Sorry for the long-windedness but that's what happens when the thoughts get provoked. Good post!
Great comment, Dawn. I think you're right that Silicon valley may be slightly different than other areas, but I think the double standard is not geography-dependent :)

"I've never heard anybody speculate about the probable psychiatric health of the children of male CEOs the way they do about women."

ARGH, so true! No one asks a male CEO who's home taking care of the kids, do they?
Ah! Touche Elisa. I've yet to see a male CEO that is expected to manage the homefront, as well as his CEO responsibilities. No tossing in a load of laundry, making sure lunches are made and backpacks are ready to go before he rushes off to a board meeting. Yet, women often do all of these things (and much, much more while still holding down top level responsibilites in their career). In my years of corporate life, I truly have never heard one male CEO that was asked 'who's watching your kids'.

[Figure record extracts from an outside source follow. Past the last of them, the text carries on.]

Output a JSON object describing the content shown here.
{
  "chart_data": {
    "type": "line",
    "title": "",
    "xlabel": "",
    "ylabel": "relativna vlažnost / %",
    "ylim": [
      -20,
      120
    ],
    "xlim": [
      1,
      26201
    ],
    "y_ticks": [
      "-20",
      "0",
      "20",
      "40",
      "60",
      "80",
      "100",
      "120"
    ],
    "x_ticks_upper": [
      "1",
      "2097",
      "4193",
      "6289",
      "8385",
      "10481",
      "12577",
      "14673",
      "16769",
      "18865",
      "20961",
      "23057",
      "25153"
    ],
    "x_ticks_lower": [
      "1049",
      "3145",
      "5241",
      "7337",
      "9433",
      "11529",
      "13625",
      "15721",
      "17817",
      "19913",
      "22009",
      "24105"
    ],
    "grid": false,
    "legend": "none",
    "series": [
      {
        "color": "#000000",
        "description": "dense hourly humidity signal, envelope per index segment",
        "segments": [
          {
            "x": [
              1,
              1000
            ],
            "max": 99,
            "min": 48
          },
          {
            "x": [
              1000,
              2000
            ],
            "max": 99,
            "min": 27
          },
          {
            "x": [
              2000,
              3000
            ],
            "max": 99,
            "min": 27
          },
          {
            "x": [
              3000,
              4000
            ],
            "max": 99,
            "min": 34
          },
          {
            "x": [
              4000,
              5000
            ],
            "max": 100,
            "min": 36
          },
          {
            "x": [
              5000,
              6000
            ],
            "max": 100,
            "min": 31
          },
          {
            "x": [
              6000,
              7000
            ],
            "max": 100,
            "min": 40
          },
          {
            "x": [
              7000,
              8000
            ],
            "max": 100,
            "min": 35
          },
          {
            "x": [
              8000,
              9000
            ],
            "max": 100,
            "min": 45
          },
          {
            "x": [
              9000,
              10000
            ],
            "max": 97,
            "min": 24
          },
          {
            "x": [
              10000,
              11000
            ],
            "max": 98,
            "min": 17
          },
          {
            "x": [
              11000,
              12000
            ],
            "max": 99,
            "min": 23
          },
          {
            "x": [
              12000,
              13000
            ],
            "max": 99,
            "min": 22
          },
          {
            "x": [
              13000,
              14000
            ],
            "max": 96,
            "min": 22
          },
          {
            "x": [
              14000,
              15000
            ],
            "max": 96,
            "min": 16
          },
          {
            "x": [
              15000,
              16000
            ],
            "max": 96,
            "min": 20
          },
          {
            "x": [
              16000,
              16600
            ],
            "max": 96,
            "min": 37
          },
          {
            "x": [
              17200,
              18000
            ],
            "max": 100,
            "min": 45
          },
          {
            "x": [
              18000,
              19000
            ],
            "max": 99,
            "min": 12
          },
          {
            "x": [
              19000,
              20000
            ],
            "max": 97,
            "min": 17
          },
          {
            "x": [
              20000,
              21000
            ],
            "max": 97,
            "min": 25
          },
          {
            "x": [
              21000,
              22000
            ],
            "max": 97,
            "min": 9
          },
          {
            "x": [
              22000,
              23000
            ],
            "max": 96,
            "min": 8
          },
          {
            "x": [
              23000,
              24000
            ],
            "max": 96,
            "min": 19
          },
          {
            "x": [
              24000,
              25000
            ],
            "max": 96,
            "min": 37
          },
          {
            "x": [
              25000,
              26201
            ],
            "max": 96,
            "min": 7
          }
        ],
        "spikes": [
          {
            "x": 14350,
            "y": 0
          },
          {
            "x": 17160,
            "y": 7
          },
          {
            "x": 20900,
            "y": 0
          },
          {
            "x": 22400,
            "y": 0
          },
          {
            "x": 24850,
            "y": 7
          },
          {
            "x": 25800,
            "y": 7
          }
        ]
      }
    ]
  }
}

I also think Dawn makes a good point in that many women are not into building empires. I believe we are as capable and perfectly willing to make our share of the money in smaller concerns and are not as drawn to the need for large scale personal visibility as many male CEO's in the larger, VC backed firms.

So, hats off to all the women entrepreneurs who are going the extra mile, bringing home plenty of bacon and flipn' it too!

Robin Ogden
Not only are women entrepreneurs starting more new businesses every day than their male counterparts, but I've read a study that women are more skilled and more knowledgable as well. Maybe women are less likely to take risks, but when you know your product so well it's not nearly as big of a risk.